Lance Ocampo

Personal information
- Full name: Matt Lancelot Ocampo
- Date of birth: 23 September 2001 (age 23)
- Place of birth: Cebu, Philippines
- Height: 1.79 m (5 ft 10 in)
- Position(s): Midfielder

Youth career
- 2011–2013: Philippine Army FC
- 2013–2015: Loyola FC
- 2015–2019: GOM Football Center of Excellence

College career
- Years: Team / Apps / (Gls)
- 2022–: Nagoya University of Commerce & Business

Senior career*
- Years: Team / Apps / (Gls)
- 2019: Global FC
- 2020–2022: Azkals Development Team /  / (2)

International career
- 2022–: Philippines U23 / 11 / (1)

= Lance Ocampo =

Filipino footballer (born 2001)

Matt Lancelot Ocampo (born 23 September 2001) is a Filipino footballer who played as a midfielder for the Nagoya University of Commerce & Business.

==Life and career==
Ocampo was born on 23 September 2001 in Cebu, Philippines. He attended iAcademy in the Philippines. He studied software development. He mainly operates as a midfielder. He can also operate as a left-winger or as a right-winger. He is right-footed. In 2011, he joined the youth academy of Filipino side Philippine Army FC. In 2013, he joined the youth academy of Filipino side Loyola FC. In 2015, he joined the youth academy of Filipino side GOM Football Center of Excellence. He was recommended by Philippines international Mark Hartmann to Philippines national football team general manager Dan Palami.

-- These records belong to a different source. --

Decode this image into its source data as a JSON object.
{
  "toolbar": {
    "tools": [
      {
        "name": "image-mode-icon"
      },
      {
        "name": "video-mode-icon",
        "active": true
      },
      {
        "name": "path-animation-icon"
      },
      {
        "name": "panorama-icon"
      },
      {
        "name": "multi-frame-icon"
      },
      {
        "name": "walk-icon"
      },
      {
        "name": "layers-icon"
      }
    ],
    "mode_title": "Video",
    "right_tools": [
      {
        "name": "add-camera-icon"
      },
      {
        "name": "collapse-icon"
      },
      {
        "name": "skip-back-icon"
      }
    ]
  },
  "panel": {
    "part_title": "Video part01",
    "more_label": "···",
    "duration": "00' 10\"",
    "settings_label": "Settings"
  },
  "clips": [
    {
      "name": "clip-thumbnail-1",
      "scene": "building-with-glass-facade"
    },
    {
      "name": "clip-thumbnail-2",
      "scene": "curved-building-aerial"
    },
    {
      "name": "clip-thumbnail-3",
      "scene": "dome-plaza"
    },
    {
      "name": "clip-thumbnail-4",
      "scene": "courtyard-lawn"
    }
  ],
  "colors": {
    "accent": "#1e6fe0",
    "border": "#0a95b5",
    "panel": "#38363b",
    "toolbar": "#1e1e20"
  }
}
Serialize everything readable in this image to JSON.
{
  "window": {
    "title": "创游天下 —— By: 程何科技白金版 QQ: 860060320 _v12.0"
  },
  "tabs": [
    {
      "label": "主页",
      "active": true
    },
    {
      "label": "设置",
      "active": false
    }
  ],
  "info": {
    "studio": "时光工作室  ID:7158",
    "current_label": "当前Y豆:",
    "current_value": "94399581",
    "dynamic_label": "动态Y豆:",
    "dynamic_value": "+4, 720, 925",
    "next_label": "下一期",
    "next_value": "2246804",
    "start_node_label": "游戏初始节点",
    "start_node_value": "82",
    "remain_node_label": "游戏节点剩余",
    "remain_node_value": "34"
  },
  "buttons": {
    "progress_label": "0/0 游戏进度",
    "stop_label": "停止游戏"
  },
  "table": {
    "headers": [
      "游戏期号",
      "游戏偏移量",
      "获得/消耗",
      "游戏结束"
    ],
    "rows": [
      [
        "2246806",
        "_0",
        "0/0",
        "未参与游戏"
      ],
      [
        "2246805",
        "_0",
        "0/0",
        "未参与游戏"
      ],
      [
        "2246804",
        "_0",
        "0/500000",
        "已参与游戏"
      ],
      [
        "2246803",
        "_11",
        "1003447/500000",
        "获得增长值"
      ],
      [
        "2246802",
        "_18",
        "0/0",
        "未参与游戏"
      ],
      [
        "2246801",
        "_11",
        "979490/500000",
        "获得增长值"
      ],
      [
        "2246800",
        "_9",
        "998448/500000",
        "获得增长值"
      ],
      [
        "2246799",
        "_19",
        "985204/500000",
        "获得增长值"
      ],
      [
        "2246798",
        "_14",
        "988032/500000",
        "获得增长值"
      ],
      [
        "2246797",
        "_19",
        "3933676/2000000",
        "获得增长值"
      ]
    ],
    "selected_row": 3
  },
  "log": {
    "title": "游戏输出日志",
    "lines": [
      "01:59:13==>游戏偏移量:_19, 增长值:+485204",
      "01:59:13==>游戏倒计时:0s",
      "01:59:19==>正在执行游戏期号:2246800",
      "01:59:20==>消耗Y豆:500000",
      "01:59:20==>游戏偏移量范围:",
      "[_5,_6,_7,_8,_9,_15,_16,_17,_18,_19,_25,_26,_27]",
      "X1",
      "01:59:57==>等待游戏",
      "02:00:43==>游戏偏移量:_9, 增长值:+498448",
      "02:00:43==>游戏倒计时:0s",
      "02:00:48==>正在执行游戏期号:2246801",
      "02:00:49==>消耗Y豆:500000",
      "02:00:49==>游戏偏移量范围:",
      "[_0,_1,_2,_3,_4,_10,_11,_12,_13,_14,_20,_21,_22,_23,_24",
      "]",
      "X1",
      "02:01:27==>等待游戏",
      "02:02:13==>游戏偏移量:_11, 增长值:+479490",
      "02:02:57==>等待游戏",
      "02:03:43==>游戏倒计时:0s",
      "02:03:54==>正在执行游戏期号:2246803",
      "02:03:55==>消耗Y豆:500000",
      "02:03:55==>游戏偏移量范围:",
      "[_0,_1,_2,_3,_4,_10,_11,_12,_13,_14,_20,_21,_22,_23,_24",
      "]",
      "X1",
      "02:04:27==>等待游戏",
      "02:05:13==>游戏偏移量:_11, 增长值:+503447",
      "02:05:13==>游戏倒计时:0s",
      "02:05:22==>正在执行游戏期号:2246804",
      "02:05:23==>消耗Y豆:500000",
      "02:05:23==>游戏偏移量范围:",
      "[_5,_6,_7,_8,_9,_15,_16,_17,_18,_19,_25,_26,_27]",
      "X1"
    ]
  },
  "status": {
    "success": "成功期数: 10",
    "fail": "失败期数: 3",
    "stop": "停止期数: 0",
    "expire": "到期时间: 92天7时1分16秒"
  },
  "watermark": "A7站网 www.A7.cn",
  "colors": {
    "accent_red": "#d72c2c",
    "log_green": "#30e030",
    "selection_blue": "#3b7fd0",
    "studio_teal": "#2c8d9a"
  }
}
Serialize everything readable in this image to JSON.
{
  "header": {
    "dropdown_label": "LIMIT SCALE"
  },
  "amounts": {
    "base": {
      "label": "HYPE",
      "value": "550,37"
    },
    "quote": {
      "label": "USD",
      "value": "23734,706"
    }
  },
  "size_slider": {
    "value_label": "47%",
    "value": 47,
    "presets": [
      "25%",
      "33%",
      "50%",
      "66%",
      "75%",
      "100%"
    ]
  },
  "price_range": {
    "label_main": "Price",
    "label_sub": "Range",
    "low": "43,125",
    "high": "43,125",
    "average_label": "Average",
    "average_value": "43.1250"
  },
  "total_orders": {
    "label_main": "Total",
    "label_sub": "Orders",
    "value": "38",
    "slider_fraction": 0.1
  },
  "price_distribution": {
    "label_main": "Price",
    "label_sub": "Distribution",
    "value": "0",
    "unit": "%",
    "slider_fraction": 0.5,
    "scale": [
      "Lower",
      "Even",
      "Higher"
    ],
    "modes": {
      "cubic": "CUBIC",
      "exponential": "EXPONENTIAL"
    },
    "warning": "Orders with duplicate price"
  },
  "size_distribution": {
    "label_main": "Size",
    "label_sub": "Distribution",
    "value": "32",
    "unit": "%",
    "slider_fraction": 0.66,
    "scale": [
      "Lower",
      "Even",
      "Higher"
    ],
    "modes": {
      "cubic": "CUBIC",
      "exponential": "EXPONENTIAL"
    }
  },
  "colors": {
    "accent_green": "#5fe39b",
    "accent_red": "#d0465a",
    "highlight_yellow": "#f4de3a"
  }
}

Ocampo started his senior career with Filipino side Global FC. In 2020, he signed for Filipino side Azkals Development Team. He was described as "among the players making a mark with the ADT" while playing for the club. In 2022, he started attending Nagoya University of Commerce & Business in Japan. He played for their football team. He studied global business. He is a Philippines youth international. He played for the Philippines national under-23 football team at the 2022 AFF U-23 Championship. He also played for the Philippines national under-23 football team at the 2023 SEA Games. He was considered to be called up to the Philippines national football team for the 2020 AFF Championship.